Scaredy Cat [AUDIO/2005.10.?]

 

☆☆☆


  Scaredy Cat has the unfavorable reputation among many Big Finish fans as one of the worst stories ever produced. My two cents on the notion is that it's... well, it's not one of the worst things they've done, surely. In fact, I wouldn't even say this is as terrible as many people say. It's just a total mess, that's all.

  Paul McGann is an actor that usually performs as strong as the script is, which means that he sounds positively bored off his wits in this one. India Fisher and Conrad Westmaas try to bring life into it, and I'm not saying McGann doesn't do exactly that  I'm just saying that he sounds uninterested while doing it, almost as if he can barely contain his annoyance but goes along with the production anyway. It's not exactly the best impression to get from a story, and unfortunately for Scaredy Cat, that aspect is not the worst. See, Scaredy Cat feels like a 180-degree inverse of The Twilight Kingdom (also written by Will Shindler) in that while The Twilight Kingdom is a story with one central idea stretched to irritable lengths, while Scaredy Cat has enough ideas — creative ones at that — for a three-hour epic crammed into a single hour. As you can imagine, the result is an incredible mess that feels as if every single character was created for exposition. The fact that even these expositions are written in such a way that for the entirety of episode 4, the Doctor has to become Shindler's loudspeaker and tell everyone the entire plot from the ground up! 

*:・゚✧*:・゚  

  I don't need to go on, Scaredy Cat is bad, plain and simple.
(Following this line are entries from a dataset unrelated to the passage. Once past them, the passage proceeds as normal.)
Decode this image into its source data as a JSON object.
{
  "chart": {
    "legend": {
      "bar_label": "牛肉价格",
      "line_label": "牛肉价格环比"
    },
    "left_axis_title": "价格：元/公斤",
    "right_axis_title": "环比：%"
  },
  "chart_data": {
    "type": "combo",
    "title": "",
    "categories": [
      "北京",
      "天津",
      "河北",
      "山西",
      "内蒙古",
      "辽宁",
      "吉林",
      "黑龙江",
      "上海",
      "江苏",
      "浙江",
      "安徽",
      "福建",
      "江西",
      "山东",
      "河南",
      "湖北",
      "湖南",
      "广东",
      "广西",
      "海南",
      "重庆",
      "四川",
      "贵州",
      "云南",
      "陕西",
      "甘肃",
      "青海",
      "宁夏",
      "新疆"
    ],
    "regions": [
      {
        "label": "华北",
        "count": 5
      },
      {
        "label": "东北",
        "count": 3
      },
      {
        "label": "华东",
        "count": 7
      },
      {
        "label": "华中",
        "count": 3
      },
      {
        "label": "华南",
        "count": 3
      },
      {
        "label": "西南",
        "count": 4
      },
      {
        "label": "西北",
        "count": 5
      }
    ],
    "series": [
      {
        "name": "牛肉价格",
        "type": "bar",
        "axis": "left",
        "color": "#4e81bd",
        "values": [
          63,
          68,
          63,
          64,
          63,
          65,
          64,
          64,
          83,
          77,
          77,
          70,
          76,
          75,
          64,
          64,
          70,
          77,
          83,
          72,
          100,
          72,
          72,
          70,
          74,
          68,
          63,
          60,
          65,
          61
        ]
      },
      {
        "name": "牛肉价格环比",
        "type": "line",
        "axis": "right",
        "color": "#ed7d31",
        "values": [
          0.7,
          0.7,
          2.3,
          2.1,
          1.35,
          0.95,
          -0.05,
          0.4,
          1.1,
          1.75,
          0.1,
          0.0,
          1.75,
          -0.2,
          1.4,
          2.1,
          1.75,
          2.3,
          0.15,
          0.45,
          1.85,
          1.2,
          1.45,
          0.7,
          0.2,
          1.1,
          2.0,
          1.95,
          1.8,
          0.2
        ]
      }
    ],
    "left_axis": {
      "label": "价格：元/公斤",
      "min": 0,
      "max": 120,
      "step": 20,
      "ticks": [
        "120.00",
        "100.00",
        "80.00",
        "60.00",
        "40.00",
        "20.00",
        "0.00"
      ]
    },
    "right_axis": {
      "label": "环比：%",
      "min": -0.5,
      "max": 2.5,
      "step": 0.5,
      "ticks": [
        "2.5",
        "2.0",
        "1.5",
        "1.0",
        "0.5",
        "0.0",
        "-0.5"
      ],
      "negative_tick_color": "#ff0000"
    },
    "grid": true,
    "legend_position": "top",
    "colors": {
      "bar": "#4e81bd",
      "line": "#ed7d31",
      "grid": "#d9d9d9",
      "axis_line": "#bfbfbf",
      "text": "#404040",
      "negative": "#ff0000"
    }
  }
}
Is it one of the worst things Big Finish has done, however? I still hesitate to concur with that statement, purely on the fact that I enjoy these individual ideas too much to outright hate the end result. Sure, this feels more like a scrapbook of shower thoughts than anything, but those shower thoughts show genuine creativity and ambition. I can't fault Will Shindler for trying something different and bold in a range that was beginning to lose a bit of steam at this stage... but I can fault Scaredy Cat's rushed nature. In the way that it takes away coherence but adds very little artistic merit in its place (for a good example of an inverse of this situation, check out the masterful film Inland Empire by David Lynch), I'd say this most resembles a well-meaning and slightly insufferable student film.